KB5073097 (Build 28020.1371) is a focused Canary maintenance flight that cleans up visible UX regressions and eliminates a serious Windows Terminal elevation freeze. For Insiders who encountered the pinned‑folder or Explorer flash issues, this flight delivers meaningful pain relief. Enterprises and IT pros should restrict Canary to test labs, prioritize validation of the Terminal elevation fix, and treat the 26H1 label as a platform‑enablement signal rather than a mainstream feature release. Use the Windows Insider Blog as the authoritative changelog and submit detailed Feedback Hub reports for any lingering or new regressions.

Quick reference — actions and tests (copyable)​

  • Enroll a test machine in Windows Insider → Canary.
  • Install KB5073097 via Settings → Windows Update (or pick up the patch if offered).
  • Verify winver shows Build 28020.1371.
  • Validate fixes:
  • Start: open a pinned folder, launch items, confirm visibility.
  • Explorer: navigate Home ↔ Search ↔ This PC repeatedly in light/dark themes; record any flashes.
  • Keyboard: change repeat delay and verify actual behavior in Notepad.
  • Terminal: attempt elevation from a non‑admin account in a sandboxed test VM.
  • Collect logs: Feedback Hub entry + event logs + screenshots/video; attach ETW/minidumps for freezes.

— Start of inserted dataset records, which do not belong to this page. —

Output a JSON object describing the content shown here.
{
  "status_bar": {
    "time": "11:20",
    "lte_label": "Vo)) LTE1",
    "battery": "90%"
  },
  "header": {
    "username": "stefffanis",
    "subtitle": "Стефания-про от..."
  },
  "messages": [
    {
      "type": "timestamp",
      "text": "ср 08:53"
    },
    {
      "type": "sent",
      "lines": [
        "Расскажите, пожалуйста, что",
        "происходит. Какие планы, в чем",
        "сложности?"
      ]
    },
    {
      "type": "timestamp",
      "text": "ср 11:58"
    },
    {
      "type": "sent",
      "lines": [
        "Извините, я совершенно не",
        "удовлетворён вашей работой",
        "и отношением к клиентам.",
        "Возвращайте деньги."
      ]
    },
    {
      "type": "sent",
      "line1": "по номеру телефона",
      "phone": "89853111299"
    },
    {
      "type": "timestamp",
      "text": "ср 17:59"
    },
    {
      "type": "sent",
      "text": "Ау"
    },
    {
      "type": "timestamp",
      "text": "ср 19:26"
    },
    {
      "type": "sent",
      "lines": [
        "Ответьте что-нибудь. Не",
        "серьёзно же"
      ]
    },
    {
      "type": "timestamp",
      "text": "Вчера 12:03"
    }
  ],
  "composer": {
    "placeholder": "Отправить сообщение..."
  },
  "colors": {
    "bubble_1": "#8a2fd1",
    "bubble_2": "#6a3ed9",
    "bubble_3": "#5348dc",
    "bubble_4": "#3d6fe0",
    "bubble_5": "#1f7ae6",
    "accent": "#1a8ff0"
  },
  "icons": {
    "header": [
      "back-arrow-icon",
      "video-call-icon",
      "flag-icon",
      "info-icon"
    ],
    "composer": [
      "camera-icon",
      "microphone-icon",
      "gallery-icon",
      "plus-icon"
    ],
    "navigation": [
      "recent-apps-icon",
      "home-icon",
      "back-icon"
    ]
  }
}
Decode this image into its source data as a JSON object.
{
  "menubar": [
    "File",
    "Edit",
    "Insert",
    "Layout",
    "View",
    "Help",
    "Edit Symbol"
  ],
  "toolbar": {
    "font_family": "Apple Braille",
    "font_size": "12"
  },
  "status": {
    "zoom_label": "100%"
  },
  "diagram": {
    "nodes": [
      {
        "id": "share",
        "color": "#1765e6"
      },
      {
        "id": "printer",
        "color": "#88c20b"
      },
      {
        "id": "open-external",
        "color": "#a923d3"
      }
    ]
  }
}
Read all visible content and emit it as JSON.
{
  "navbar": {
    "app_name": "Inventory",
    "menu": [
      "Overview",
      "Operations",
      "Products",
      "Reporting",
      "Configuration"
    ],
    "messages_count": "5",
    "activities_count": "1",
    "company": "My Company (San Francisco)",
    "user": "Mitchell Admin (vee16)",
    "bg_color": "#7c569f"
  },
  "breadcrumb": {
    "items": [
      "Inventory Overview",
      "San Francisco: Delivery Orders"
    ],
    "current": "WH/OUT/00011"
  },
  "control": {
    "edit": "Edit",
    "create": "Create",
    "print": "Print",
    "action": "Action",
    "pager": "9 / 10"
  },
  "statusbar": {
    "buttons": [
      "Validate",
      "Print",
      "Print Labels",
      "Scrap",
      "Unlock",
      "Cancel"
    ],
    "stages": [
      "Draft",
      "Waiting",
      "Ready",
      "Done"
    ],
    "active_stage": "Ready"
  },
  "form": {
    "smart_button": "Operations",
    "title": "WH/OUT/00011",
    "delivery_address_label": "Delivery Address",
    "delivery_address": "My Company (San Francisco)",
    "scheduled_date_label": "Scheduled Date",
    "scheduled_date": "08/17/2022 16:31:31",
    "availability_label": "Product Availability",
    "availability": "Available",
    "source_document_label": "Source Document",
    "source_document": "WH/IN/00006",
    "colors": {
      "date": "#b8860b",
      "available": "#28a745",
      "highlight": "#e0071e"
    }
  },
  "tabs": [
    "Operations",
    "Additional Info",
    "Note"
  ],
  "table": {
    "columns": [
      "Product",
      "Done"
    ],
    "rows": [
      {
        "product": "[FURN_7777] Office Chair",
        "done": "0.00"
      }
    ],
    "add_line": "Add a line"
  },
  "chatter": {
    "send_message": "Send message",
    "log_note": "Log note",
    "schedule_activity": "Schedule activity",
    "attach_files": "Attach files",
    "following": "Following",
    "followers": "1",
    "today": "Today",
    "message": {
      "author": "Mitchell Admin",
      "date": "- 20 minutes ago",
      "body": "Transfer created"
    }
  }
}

  • If you rely on production systems, don’t apply Canary builds to critical devices.
This maintenance flight continues the pattern of surgical Canary updates: small but important fixes aimed at high‑usage UX pain points while Microsoft iterates platform plumbing for future silicon. Insiders who saw the regressions should test and report; enterprise teams should treat Canary as an early lab environment and prioritize validation of the elevation fix before taking any further action.